In summer, it doesn’t feel like a challenge to get up a bit earlier and go for a walk, or to go out for a stroll after dinner. And if it’s hot during the day, those are the best times to go out.
The days are starting to draw out a tiny bit now. I’ve noticed that it’s no longer dark at 4 o’clock. But when I wake my boys who go to school up at 7.30, if it’s a grey day, pulling up the blind it makes hardly any difference! It will be February before the time the sun rises and sets really has an impact on the amount of daylight. So going out for a walk at the ends of the day isn’t much of an option, unless you like going out in the dark!
Even if you can get out during the middle of the day, perhaps at lunchtime, or at the weekends, it will probably be light but it’s still cold. It might also be raining, or worse, sleeting.
Moving about in the fresh air is one of the best things we can do for ourselves. Muddy walks can be invigorating, and wherever you live, even in January, there are things to see if we take the time to notice them. And when you get home, you’ll feel so much better for having been out!
One thing that can make it easier, besides a warm coat and decent footwear, is having a purpose. If you have a reason to go out, it can be the thing that motivates us to grab our coats and our wellies and leave our cosy homes, even if it’s only for half an hour.
Needing to take a dog out is a reason. Wanting to play Pokemon Go is another! A third idea is to collect things from outside to use in a creative project.
One way to do this is the 30 stem challenge. This is an idea I saw on Instagram. You collect 30 stems, or bits of plants, and pop them in a vase. You could use what you find in your garden, or in hedgerows or jungly verges if you have them round where you live, or you might have an allotment with things you could use. The 30 stems don’t have to be all different. In fact it will look nicer if they are not!
Sometimes we’re inclined to think that setting limits restricts our creativity. But often it has the opposite effect.
Have you ever wandered into a fabric or yarn shop, and felt so completely overwhelmed by the choice that you couldn’t decide and left without buying anything? But when looking at odds and ends and left over bits and pieces, plenty of ideas seem to slow.
It can be the same when faced with a menu with lots of choice, or a supermarket with dozens of different possibilities. Sometimes less choice makes choosing easier.
Painting is another example. It can be tempting to think we need huge sets of paints with lots of colours, when actually a small set of 24 or even 18 colours is usually better. You’ll have to mix the colours yourself, which can take practise, but the colours in the painting will be more cohesive because a limited number of colours will have been used.

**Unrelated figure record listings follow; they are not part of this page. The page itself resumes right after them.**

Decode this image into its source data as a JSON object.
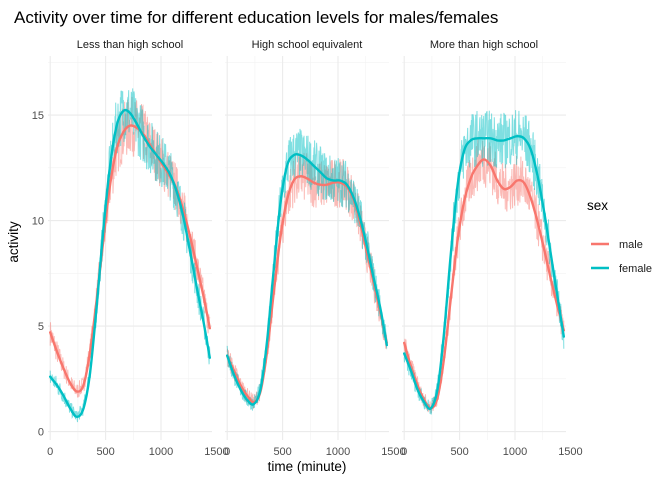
{
  "chart_data": {
    "type": "line",
    "title": "Activity over time for different education levels for males/females",
    "xlabel": "time (minute)",
    "ylabel": "activity",
    "xlim": [
      -20,
      1460
    ],
    "ylim": [
      -0.4,
      17.8
    ],
    "xticks": [
      0,
      500,
      1000,
      1500
    ],
    "yticks": [
      0,
      5,
      10,
      15
    ],
    "grid": true,
    "legend": {
      "title": "sex",
      "position": "right",
      "entries": [
        {
          "label": "male",
          "color": "#F8766D"
        },
        {
          "label": "female",
          "color": "#00BFC4"
        }
      ]
    },
    "facets": [
      {
        "label": "Less than high school",
        "series": [
          {
            "name": "male",
            "color": "#F8766D",
            "x": [
              0,
              60,
              120,
              180,
              240,
              300,
              360,
              420,
              480,
              540,
              600,
              660,
              720,
              780,
              840,
              900,
              960,
              1020,
              1080,
              1140,
              1200,
              1260,
              1320,
              1380,
              1440
            ],
            "smooth": [
              4.7,
              3.8,
              3.0,
              2.3,
              1.9,
              2.2,
              3.8,
              6.3,
              9.1,
              11.7,
              13.4,
              14.2,
              14.5,
              14.4,
              14.1,
              13.6,
              13.1,
              12.6,
              12.1,
              11.5,
              10.5,
              9.3,
              7.9,
              6.5,
              4.9
            ]
          },
          {
            "name": "female",
            "color": "#00BFC4",
            "x": [
              0,
              60,
              120,
              180,
              240,
              300,
              360,
              420,
              480,
              540,
              600,
              660,
              720,
              780,
              840,
              900,
              960,
              1020,
              1080,
              1140,
              1200,
              1260,
              1320,
              1380,
              1440
            ],
            "smooth": [
              2.6,
              2.2,
              1.7,
              1.1,
              0.7,
              1.1,
              2.8,
              6.0,
              9.6,
              12.6,
              14.5,
              15.2,
              15.1,
              14.6,
              14.0,
              13.5,
              13.1,
              12.7,
              12.2,
              11.4,
              10.2,
              8.6,
              6.9,
              5.3,
              3.5
            ]
          }
        ]
      },
      {
        "label": "High school equivalent",
        "series": [
          {
            "name": "male",
            "color": "#F8766D",
            "x": [
              0,
              60,
              120,
              180,
              240,
              300,
              360,
              420,
              480,
              540,
              600,
              660,
              720,
              780,
              840,
              900,
              960,
              1020,
              1080,
              1140,
              1200,
              1260,
              1320,
              1380,
              1440
            ],
            "smooth": [
              3.6,
              2.9,
              2.2,
              1.7,
              1.4,
              1.9,
              3.8,
              6.6,
              9.2,
              11.0,
              11.9,
              12.1,
              12.0,
              11.8,
              11.7,
              11.7,
              11.8,
              11.8,
              11.6,
              11.0,
              9.9,
              8.5,
              7.1,
              5.7,
              4.2
            ]
          },
          {
            "name": "female",
            "color": "#00BFC4",
            "x": [
              0,
              60,
              120,
              180,
              240,
              300,
              360,
              420,
              480,
              540,
              600,
              660,
              720,
              780,
              840,
              900,
              960,
              1020,
              1080,
              1140,
              1200,
              1260,
              1320,
              1380,
              1440
            ],
            "smooth": [
              3.6,
              2.7,
              2.0,
              1.5,
              1.3,
              2.0,
              4.3,
              7.7,
              10.8,
              12.6,
              13.1,
              13.1,
              12.9,
              12.6,
              12.3,
              12.0,
              11.9,
              11.9,
              11.7,
              11.1,
              10.1,
              8.8,
              7.3,
              5.9,
              4.1
            ]
          }
        ]
      },
      {
        "label": "More than high school",
        "series": [
          {
            "name": "male",
            "color": "#F8766D",
            "x": [
              0,
              60,
              120,
              180,
              240,
              300,
              360,
              420,
              480,
              540,
              600,
              660,
              720,
              780,
              840,
              900,
              960,
              1020,
              1080,
              1140,
              1200,
              1260,
              1320,
              1380,
              1440
            ],
            "smooth": [
              4.2,
              3.1,
              2.2,
              1.5,
              1.1,
              1.6,
              3.5,
              6.3,
              9.0,
              10.9,
              12.0,
              12.6,
              12.9,
              12.6,
              11.9,
              11.5,
              11.6,
              11.9,
              11.8,
              11.1,
              10.0,
              8.7,
              7.3,
              6.0,
              4.8
            ]
          },
          {
            "name": "female",
            "color": "#00BFC4",
            "x": [
              0,
              60,
              120,
              180,
              240,
              300,
              360,
              420,
              480,
              540,
              600,
              660,
              720,
              780,
              840,
              900,
              960,
              1020,
              1080,
              1140,
              1200,
              1260,
              1320,
              1380,
              1440
            ],
            "smooth": [
              3.7,
              2.9,
              2.0,
              1.4,
              1.1,
              2.0,
              4.7,
              8.4,
              11.6,
              13.3,
              13.8,
              13.9,
              13.9,
              13.9,
              13.8,
              13.8,
              13.9,
              14.0,
              13.9,
              13.4,
              12.2,
              10.5,
              8.5,
              6.5,
              4.5
            ]
          }
        ]
      }
    ]
  }
}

With the 30 stem challenge, especially in January, we might think that there is nothing out there. There’s less than at other times of the year, but there are still possibilities lurking in the grey and the mud. It might mean thinking about what would make an interesting arrangement, even if it’s not something you would normally consider putting in a vase. This is why having a look at what’s in your allotment if you have one might sound like a nutty idea, but you never know what might be there that you could use.

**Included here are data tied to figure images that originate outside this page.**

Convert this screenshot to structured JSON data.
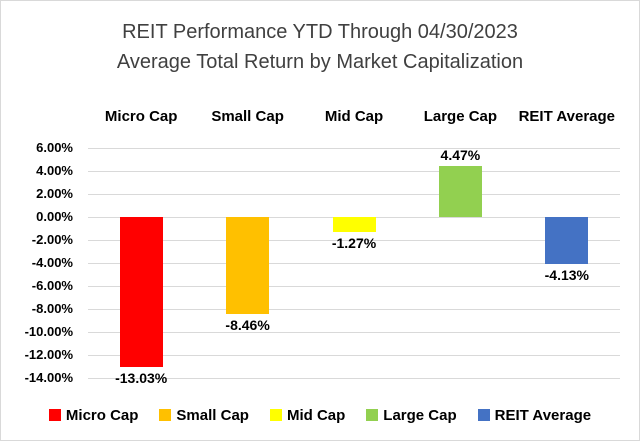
{
  "chart": {
    "title_line1": "REIT Performance YTD Through 04/30/2023",
    "title_line2": "Average Total Return by Market Capitalization"
  },
  "chart_data": {
    "type": "bar",
    "title": "REIT Performance YTD Through 04/30/2023 Average Total Return by Market Capitalization",
    "categories": [
      "Micro Cap",
      "Small Cap",
      "Mid Cap",
      "Large Cap",
      "REIT Average"
    ],
    "values": [
      -13.03,
      -8.46,
      -1.27,
      4.47,
      -4.13
    ],
    "value_labels": [
      "-13.03%",
      "-8.46%",
      "-1.27%",
      "4.47%",
      "-4.13%"
    ],
    "series_colors": [
      "#ff0000",
      "#ffc000",
      "#ffff00",
      "#92d050",
      "#4472c4"
    ],
    "xlabel": "",
    "ylabel": "",
    "ylim": [
      -14,
      6
    ],
    "ytick_step": 2,
    "ytick_labels": [
      "6.00%",
      "4.00%",
      "2.00%",
      "0.00%",
      "-2.00%",
      "-4.00%",
      "-6.00%",
      "-8.00%",
      "-10.00%",
      "-12.00%",
      "-14.00%"
    ],
    "grid": "horizontal",
    "category_label_position": "top",
    "value_label_position": "outside-end",
    "legend_position": "bottom",
    "legend": [
      {
        "label": "Micro Cap",
        "color": "#ff0000"
      },
      {
        "label": "Small Cap",
        "color": "#ffc000"
      },
      {
        "label": "Mid Cap",
        "color": "#ffff00"
      },
      {
        "label": "Large Cap",
        "color": "#92d050"
      },
      {
        "label": "REIT Average",
        "color": "#4472c4"
      }
    ]
  },
  "colors": {
    "background": "#ffffff",
    "border": "#d9d9d9",
    "gridline": "#d9d9d9",
    "title_text": "#404040",
    "axis_text": "#000000"
  }
}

I actually have a small confession to make. I need to take my own advice about getting outside! Venturing out into the landscape has included the odd walk, but recently it has mostly been taking Cosmo out round the village to play Pokemon Go, and catching the bus into King’s Lynn. So my 30 stems came from my garden. As you can see, it is not looking its best.
It’s easy to look outside and declare that there is nothing there. But a closer look will reveal that there is actually a lot that is interesting. It’s just harder to spot, especially when we are used to filling vases with flowers.
In January, seed heads, dead plants, weeds, and twigs with buds on all have potential. While I was out in my garden, I was surprised at how much life there was, even in the dead of winter.
My 30 stems include hollyhock seed heads (there were still seeds in them which I have saved to be sown in the spring), twigs with buds from a flowering currant, lavender, both seed heads and leaves, red stems from a dogwood, and ivy.
I had a small problem with my cats wanting to play with the twigs and things while I was putting them in a vase! Nya (the black one) destroyed one of the hollyhocks, so I had to nip out into the garden again to get a replacement!
I encourage you to try it. Flowers are nice, but there’s something special about bits in a vase that reflect what is actually outside. You don’t need to have a huge garden, or one that’s been designed by someone who knows what they’re doing so that it looks lovely all year round. And I’ve said, you can collect twigs from the hedgerows and the woods instead. If you try it, I’d love to see!